Amsterdam’s presidential joke-writing career spanned five decades

Before Morey Amsterdam found national fame on The Dick Van Dyke Show as Buddy Sorrell, the show-within-a-show gag writer for The Alan Brady Show, he was known to comedy insiders as the Human Joke Machine. 

Amsterdam earned the nickname during his days hosting a daily, four-hour radio show called the Gloom Dodgers. “Morey was on for four hours — everything off the top of his head,” explained comic Bobby Ramsen in The Comedians: Drunks, Thieves, Scoundrels and the History of American Comedy. “Morey would ask the audience for subjects, and he would tell a joke on any: carpenters, maids, landlords — he had a joke for every one of them.”

That ability to instantly supply a punchline got him a job writing jokes for no fewer than four Presidents, he told the Tampa Bay Times in 1983, via MeTV. “FDR. Not Truman — I met him once, though. LBJ. John F. KennedyRonnie Reagan,” Amsterdam recalled. 

Amsterdam must have been a member of the Punchline Party, as he crossed the aisle to write for politicians from both the Democratic (Kennedy) and Republican (Reagan) parties. He even scribbled down gags while filming The Dick Van Dyke Show. 

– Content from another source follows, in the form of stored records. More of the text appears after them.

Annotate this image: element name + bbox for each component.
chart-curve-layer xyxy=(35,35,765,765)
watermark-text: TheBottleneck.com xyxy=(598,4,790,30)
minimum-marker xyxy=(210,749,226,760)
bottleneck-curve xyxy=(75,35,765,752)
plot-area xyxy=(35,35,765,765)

While rehearsing one episode, a crew member approached Amsterdam and asked him to take an important call. President Lyndon B. Johnson’s secretary was on the line, who patched him through to the Oval Office and LBJ himself. Johnson had just seen Amsterdam give a killer acceptance speech on an awards show and needed some of that Buddy Sorrell magic. The president sent over a draft of his own terrible speech to the Dick Van Dyke Show set.

"I punched it up for him," Amsterdam boasted.

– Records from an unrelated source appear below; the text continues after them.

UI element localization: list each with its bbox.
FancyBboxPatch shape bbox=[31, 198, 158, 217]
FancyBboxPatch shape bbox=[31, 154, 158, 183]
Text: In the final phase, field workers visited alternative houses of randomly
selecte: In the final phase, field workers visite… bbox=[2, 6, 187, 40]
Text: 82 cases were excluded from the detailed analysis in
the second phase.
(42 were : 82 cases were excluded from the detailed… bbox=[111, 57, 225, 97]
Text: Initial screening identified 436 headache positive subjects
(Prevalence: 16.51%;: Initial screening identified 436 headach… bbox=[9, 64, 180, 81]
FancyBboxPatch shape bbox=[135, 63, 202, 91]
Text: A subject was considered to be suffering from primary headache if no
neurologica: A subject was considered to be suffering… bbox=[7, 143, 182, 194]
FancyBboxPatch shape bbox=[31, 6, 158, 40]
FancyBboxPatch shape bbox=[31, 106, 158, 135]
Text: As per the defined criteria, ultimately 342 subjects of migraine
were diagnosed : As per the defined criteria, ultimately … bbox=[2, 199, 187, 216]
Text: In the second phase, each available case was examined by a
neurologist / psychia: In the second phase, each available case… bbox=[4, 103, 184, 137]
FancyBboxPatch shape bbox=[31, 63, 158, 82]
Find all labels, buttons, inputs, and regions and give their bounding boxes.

Reagan was someone Amsterdam knew from the former thespian’s Hollywood days. Amsterdam was happy to help the “terrific actor” with a few choice one-liners for his State of the Unions. 

As for Kennedy? Amsterdam and the young senator became unlikely friends when the comic visited a Massachusetts golf course. Kennedy arrived for a round, took one look at Amsterdam and said, “What are you doing here? I saw you get killed in a movie last night.” The comedian needed one more guy to complete his foursome, so he invited Kennedy in, according to a 1972 interview with Skip E. Lowe.  

The two became such good pals that Kennedy, dissatisfied with his performance on news reels, asked Amsterdam for speaking advice. The comedian gave it to the politician straight: “It takes you 20 minutes to come up with an answer.” 

Amsterdam taught Kennedy some techniques from his Human Joke Machine bit, where he delivered a joke as soon as someone threw out a suggestion. With some generic responses in his pocket to get him started — “That’s at the top of my agenda,” or “I’ve got men on committees working on a solution” — Kennedy sounded more decisive and knowledgeable. 

The positive results were inarguable. “Did you happen to see his debate with Nixon?” Amsterdam asked Lowe. “He was marvelous.”

Two days after the historic TV debate, Amsterdam got a personal note that he later donated to the Kennedy Museum. The handwritten memo only contained a few words: “How do you like your pupil? Love, Jack.”